Chain of Responsibility
Pass a request along a chain of handlers. Each handler decides to process the request or pass it to the next handler. Decouples the sender from the receiver.
Chain of Responsibility = airport security checkpoints. Your bag goes through ID check, then X-ray, then customs. Each station either stops you or waves you through to the next. Add a new scanner? Just insert it in the line.
Each handler holds a reference to the next handler. The client sends a request to the first handler; handlers process or forward. Examples: HTTP middleware/filter chains (authentication → authorization → rate limiting → logging → handler); Java servlet filter chain; logging levels (ERROR handler processes errors; WARNING handler processes warnings or passes up; INFO passes to DEBUG); GUI event bubbling (child component handles click or bubbles to parent).
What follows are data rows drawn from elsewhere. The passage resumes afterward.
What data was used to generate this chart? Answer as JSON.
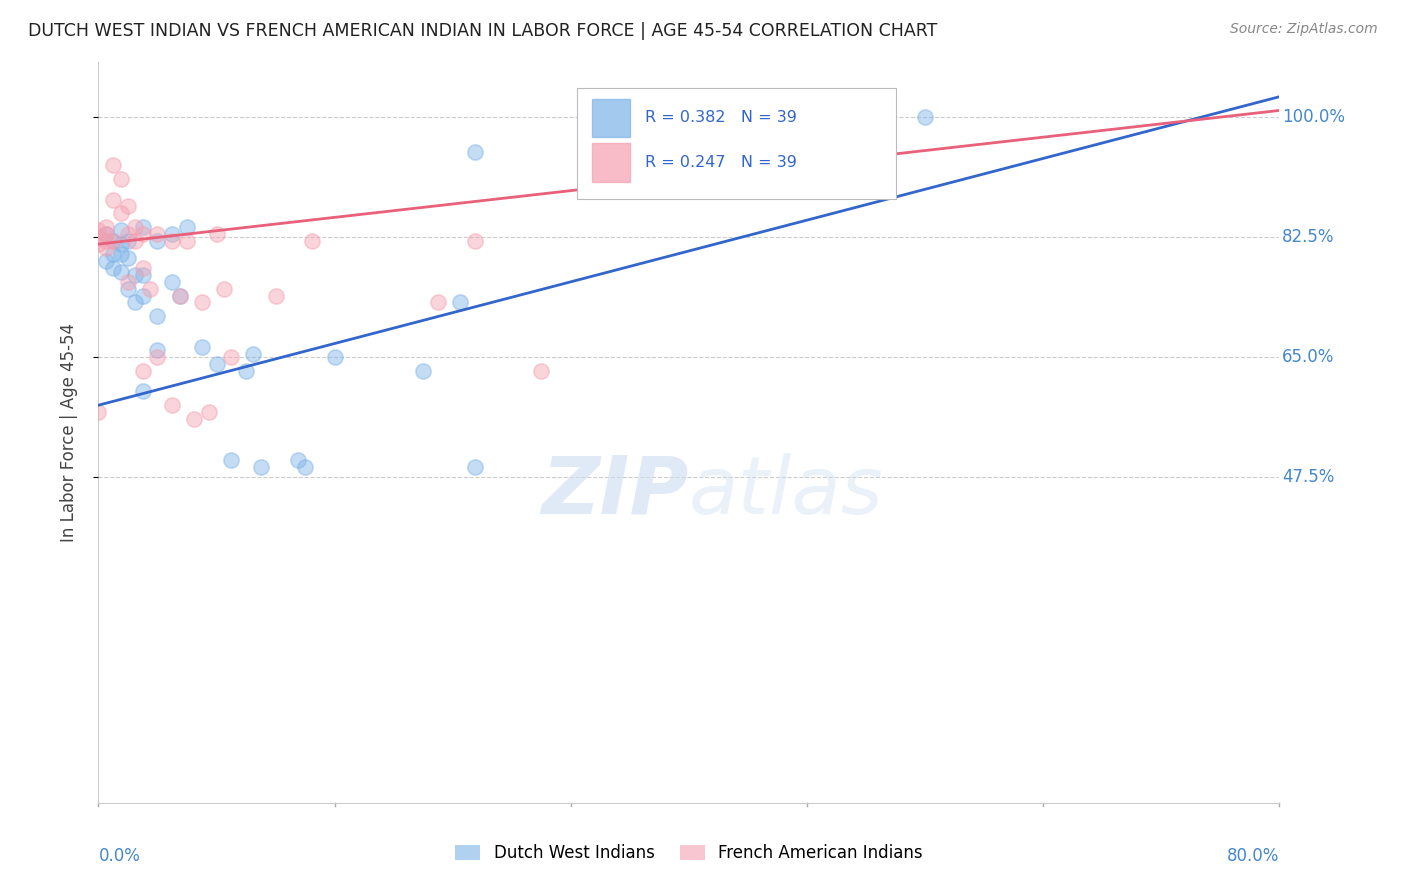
{
  "title": "DUTCH WEST INDIAN VS FRENCH AMERICAN INDIAN IN LABOR FORCE | AGE 45-54 CORRELATION CHART",
  "source": "Source: ZipAtlas.com",
  "ylabel": "In Labor Force | Age 45-54",
  "y_ticks": [
    0.475,
    0.65,
    0.825,
    1.0
  ],
  "y_tick_labels": [
    "47.5%",
    "65.0%",
    "82.5%",
    "100.0%"
  ],
  "xlim": [
    0.0,
    0.8
  ],
  "ylim": [
    0.0,
    1.08
  ],
  "blue_r": 0.382,
  "blue_n": 39,
  "pink_r": 0.247,
  "pink_n": 39,
  "legend_label_blue": "Dutch West Indians",
  "legend_label_pink": "French American Indians",
  "blue_color": "#7EB3E8",
  "pink_color": "#F4A0B0",
  "blue_line_color": "#3366CC",
  "pink_line_color": "#E8607A",
  "watermark_zip": "ZIP",
  "watermark_atlas": "atlas",
  "blue_scatter_x": [
    0.005,
    0.005,
    0.01,
    0.01,
    0.01,
    0.015,
    0.015,
    0.015,
    0.015,
    0.02,
    0.02,
    0.02,
    0.025,
    0.025,
    0.03,
    0.03,
    0.03,
    0.03,
    0.04,
    0.04,
    0.04,
    0.05,
    0.05,
    0.055,
    0.06,
    0.07,
    0.08,
    0.09,
    0.1,
    0.105,
    0.11,
    0.135,
    0.14,
    0.16,
    0.22,
    0.245,
    0.255,
    0.255,
    0.56
  ],
  "blue_scatter_y": [
    0.83,
    0.79,
    0.82,
    0.8,
    0.78,
    0.835,
    0.815,
    0.8,
    0.775,
    0.82,
    0.795,
    0.75,
    0.77,
    0.73,
    0.84,
    0.77,
    0.74,
    0.6,
    0.82,
    0.71,
    0.66,
    0.83,
    0.76,
    0.74,
    0.84,
    0.665,
    0.64,
    0.5,
    0.63,
    0.655,
    0.49,
    0.5,
    0.49,
    0.65,
    0.63,
    0.73,
    0.49,
    0.95,
    1.0
  ],
  "pink_scatter_x": [
    0.0,
    0.0,
    0.0,
    0.0,
    0.005,
    0.005,
    0.005,
    0.005,
    0.01,
    0.01,
    0.01,
    0.015,
    0.015,
    0.02,
    0.02,
    0.02,
    0.025,
    0.025,
    0.03,
    0.03,
    0.03,
    0.035,
    0.04,
    0.04,
    0.05,
    0.055,
    0.06,
    0.07,
    0.075,
    0.08,
    0.085,
    0.09,
    0.12,
    0.145,
    0.23,
    0.255,
    0.3,
    0.05,
    0.065
  ],
  "pink_scatter_y": [
    0.835,
    0.825,
    0.815,
    0.57,
    0.84,
    0.83,
    0.82,
    0.81,
    0.93,
    0.88,
    0.82,
    0.91,
    0.86,
    0.87,
    0.83,
    0.76,
    0.84,
    0.82,
    0.83,
    0.78,
    0.63,
    0.75,
    0.83,
    0.65,
    0.82,
    0.74,
    0.82,
    0.73,
    0.57,
    0.83,
    0.75,
    0.65,
    0.74,
    0.82,
    0.73,
    0.82,
    0.63,
    0.58,
    0.56
  ],
  "blue_line_x0": 0.0,
  "blue_line_x1": 0.8,
  "blue_line_y0": 0.58,
  "blue_line_y1": 1.03,
  "pink_line_x0": 0.0,
  "pink_line_x1": 0.8,
  "pink_line_y0": 0.815,
  "pink_line_y1": 1.01,
  "background_color": "#ffffff",
  "grid_color": "#cccccc",
  "title_color": "#222222",
  "tick_color": "#4488CC",
  "marker_size": 120,
  "marker_alpha": 0.45,
  "marker_edge_alpha": 0.7
}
Chain of Responsibility provides flexibility in assembling pipelines but has a debugging challenge: tracing which handler processed a request requires logging at each node. Two variants: (1) one handler processes (classic CoR — request stops at the first capable handler); (2) all handlers process (pipeline — used in middleware). For pipelines, the chain is better modeled as a list of handlers iterated by a dispatcher, not a recursive linked list. The pattern is directly implemented in Java Servlet filters, Node.js middleware (Express.js app.use()), and Spring Security filter chains. Each middleware function calls next() to continue the chain or returns a response to short-circuit.
Chain of Responsibility is the pattern behind every middleware stack I've built. In an API gateway: the request passes through AuthenticationFilter, AuthorizationFilter, RateLimitFilter, RequestValidationFilter, and finally the business handler. Each filter either short-circuits (returns 401/429) or calls chain.doFilter(). Adding a new concern (IP allowlist check) is adding one filter class and inserting it in the chain — no existing filters change. I distinguish classic CoR (first capable handler wins) from pipeline (all handlers execute) — middleware is almost always a pipeline.
Classic CoR has no guarantee that any handler processes the request — if no handler matches, the request is dropped silently. Always have a default handler or explicit error for unhandled requests.